I’ve observed that most people have a real desire to contribute to something bigger than themselves. I also believe that those closest to the work understand it the best and when they understand the “why” behind what they’re doing and have the freedom to make choices and decisions about how they do it, they are empowered to contribute at a higher level, take ownership of their work, and it comes to life for them.

With that in mind, let me suggest three keys that have the potential to really improve the way work gets done.

Empower the front line

People want empowerment with ownership and flexibility regarding their deliverables and deadlines. A more team-centric work assignment model enables team members to contribute to the establishment of benchmarks and time-lines while creating a greater sense of responsibility among team members.

Listen to the real story to create confidence

Conversational information about work and projects provides deeper insight into what’s really going on within the organization. Business leaders who leverage solutions that facilitate free-form conversations around assignments capture better information to help them keep an accurate pulse on their businesses and make more proactive decisions.

Recognize accomplishment

Most people take pride in their work and care about what their managers and peers think of them and their accomplishments.
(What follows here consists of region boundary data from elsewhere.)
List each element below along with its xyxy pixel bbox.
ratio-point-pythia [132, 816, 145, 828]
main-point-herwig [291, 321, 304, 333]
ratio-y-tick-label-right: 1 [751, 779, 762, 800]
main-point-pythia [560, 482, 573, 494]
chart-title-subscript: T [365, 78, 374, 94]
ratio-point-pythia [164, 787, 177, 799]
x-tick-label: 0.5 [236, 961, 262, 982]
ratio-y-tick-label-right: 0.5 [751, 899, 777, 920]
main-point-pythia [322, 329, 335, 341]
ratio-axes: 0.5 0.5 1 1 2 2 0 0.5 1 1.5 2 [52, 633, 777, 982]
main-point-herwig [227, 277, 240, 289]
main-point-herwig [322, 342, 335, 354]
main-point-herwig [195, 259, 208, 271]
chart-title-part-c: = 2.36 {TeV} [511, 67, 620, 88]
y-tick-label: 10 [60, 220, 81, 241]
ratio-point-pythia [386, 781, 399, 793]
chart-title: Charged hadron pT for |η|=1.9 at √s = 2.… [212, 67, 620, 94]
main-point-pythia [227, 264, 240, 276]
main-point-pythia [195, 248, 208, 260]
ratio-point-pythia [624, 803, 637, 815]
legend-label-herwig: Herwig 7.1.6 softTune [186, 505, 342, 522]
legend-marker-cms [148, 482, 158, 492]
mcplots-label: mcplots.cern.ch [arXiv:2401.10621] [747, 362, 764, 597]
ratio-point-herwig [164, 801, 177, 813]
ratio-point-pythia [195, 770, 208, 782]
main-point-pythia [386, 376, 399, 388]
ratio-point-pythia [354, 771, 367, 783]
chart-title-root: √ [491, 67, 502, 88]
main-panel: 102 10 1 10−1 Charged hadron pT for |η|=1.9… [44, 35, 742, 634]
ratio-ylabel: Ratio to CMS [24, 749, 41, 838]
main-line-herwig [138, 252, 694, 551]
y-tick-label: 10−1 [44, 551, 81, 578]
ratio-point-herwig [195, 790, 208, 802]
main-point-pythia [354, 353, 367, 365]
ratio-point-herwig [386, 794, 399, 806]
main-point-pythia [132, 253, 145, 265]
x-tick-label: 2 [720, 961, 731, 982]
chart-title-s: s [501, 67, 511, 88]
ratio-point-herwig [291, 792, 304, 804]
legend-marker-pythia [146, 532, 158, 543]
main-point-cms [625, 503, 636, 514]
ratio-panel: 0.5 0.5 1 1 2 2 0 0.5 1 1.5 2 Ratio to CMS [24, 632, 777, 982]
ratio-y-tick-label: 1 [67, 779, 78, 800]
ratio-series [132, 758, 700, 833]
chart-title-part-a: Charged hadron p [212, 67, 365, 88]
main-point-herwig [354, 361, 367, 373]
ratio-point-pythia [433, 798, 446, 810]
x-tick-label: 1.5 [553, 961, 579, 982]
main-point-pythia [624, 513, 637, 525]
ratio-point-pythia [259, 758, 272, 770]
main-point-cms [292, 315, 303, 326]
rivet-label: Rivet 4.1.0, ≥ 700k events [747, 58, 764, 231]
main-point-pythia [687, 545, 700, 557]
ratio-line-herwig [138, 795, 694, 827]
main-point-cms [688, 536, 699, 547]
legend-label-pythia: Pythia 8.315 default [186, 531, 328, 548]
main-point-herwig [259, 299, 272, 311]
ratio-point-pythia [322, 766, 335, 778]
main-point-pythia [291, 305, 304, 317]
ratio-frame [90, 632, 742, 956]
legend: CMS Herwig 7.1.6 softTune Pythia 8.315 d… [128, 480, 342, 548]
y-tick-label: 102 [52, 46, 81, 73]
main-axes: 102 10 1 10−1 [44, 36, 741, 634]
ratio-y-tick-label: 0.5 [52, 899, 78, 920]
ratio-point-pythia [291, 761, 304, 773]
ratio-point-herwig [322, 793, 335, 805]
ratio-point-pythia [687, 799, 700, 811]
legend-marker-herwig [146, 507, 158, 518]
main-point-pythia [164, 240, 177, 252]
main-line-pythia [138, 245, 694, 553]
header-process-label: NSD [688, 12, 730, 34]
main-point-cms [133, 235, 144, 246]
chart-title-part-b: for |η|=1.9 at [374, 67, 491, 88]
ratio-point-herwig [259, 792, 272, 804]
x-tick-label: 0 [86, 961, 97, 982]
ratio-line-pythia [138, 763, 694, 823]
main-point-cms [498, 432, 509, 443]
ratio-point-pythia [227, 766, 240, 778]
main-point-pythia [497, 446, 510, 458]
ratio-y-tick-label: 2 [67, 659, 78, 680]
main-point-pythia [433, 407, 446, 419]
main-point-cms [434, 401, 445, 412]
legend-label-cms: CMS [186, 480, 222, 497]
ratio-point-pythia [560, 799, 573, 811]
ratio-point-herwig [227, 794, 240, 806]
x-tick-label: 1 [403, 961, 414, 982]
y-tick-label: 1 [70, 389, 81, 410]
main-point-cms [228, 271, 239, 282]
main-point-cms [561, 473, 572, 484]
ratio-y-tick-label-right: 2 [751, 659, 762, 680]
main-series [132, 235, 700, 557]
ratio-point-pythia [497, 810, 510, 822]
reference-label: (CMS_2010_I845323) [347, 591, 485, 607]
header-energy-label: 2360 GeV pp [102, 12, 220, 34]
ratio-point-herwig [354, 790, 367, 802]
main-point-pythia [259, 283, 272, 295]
Organizations that facilitate the recognition of individuals and their contributions foster an environment where team members are more inclined to participate at a higher level.

There is no question that an engaged work force is a happy and more productive work force. Creating an environment where team members are empowered to make meaningful decisions about their work, where information about goals and objectives flows freely down and the real story about what’s happening at the front line flows freely upward and accomplishments are recognized are the first steps to bringing work to life.

Is the work alive in your organization?

Ty Kiisel is the manager of social outreach for project management software maker AtTask Inc., based in Orem, where he produces the Strategic Project Management blog and his podcast TalkingWork.